In 2000, however, the state replaced this criterion. Instead of absolute targets for six subgroups, schools needed to show a decrease in the proportions of students scoring at level 1, regardless of race or income (the rule varied a bit for schools that had too few students at level 1 and/or level 2). Since any school could theoretically exhibit such decreases, even if their rates were very low to start the year, this new rule substantially expanded the pool of schools that could plausibly receive an A. That probably goes a long way toward explaining why the proportion doing so almost tripled in a single year.
Moving on, there were no big changes in the system between 2000 and 2001 (and, as you can see in the graph above, there were only relatively minor fluctuations in the distribution of grades).
In 2002, however, the entire system changed dramatically. Florida moved to a points-based system. Each school was assigned point totals, and these point totals were sorted into grades. The new scheme placed much greater emphasis on “growth” than its predecessors, and was in most respects a better system. But it also led to a larger proportion of A-rated schools.

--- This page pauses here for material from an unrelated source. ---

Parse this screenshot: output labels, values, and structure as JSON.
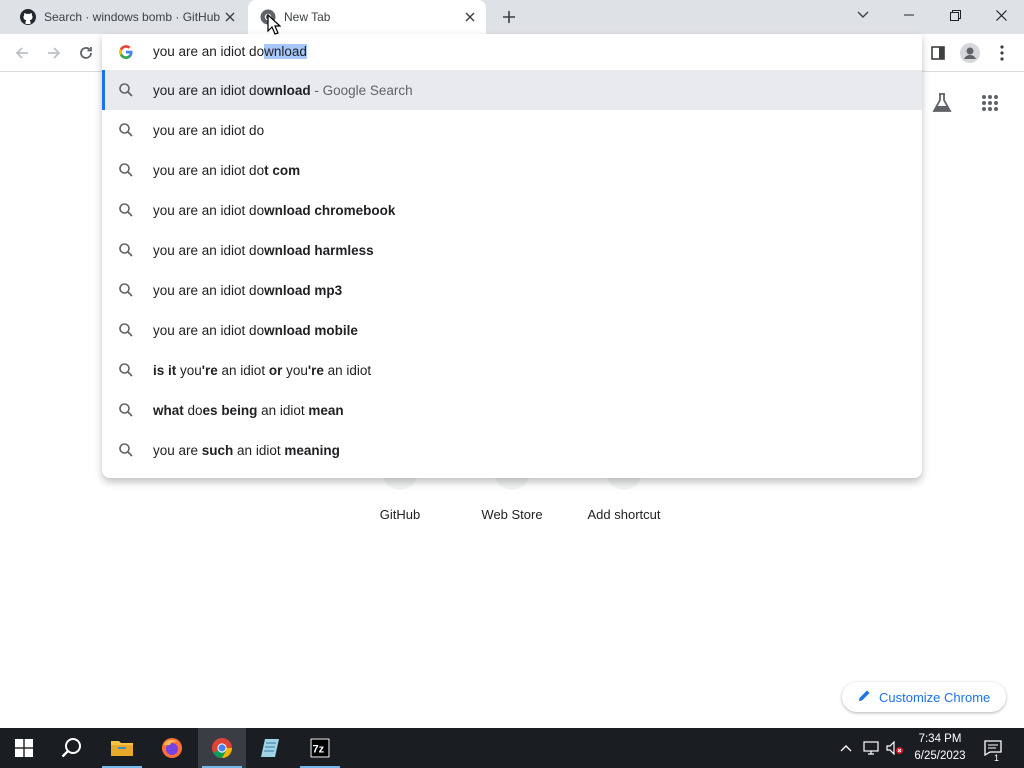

In this case, we need not speculate. This paper used detailed student-level data to simulate the grades that elementary schools would have received in 2002 under the old 2001 system. About half of them would have received the same grade. Among those that would have gotten different ratings, the changes, put simply, made it “easier” to get both high and low grades.
On the one hand, the new system increased the number of F schools (e.g., the vast majority of the few dozen F schools under the new system would have received C’s and D’s under the old system). On the other hand, it also massively increased the number of A and B schools. For example, among the schools receiving an A under the new 2002 system, well over half would have gotten a lower grade under the 2001 rules.
In other words, the big jump in A-rated schools between 2001 and 2002 was artificial. The rules changed, so the grades changed.
(For the record, between 2002 and 2003, the grades improved quite a bit. These increases cannot be chalked up to rule changes, as the system did not change much. See here and here for analyses that focus on alternative explanations.)
In summary, then, it is incredibly misleading to compare the distributions of grades between 1999 and 2005 (to say nothing of attributing the increases, even if they’re “real,” to the system itself). Using a consistent set of criteria, there would almost certainly have been significant improvement in the grades over this time, but ignoring the huge rule changes in 2000 and 2002 severely overstates this positive change.
Again, Governor Bush and supporters of his reforms have some solid evidence to draw upon when advocating for the Florida reforms, particularly the grade-based accountability system. The modest estimated effects in these high-quality analyses are not as good a talking point as the “we quadrupled the number of A-rated schools in six years” argument, but they are far preferable to claiming credit for what’s on the scoreboard after having changed the rules of the game.
The views expressed in this post do not necessarily reflect the views of the Albert Shanker Institute, its officers, board members, or any related entity or organization.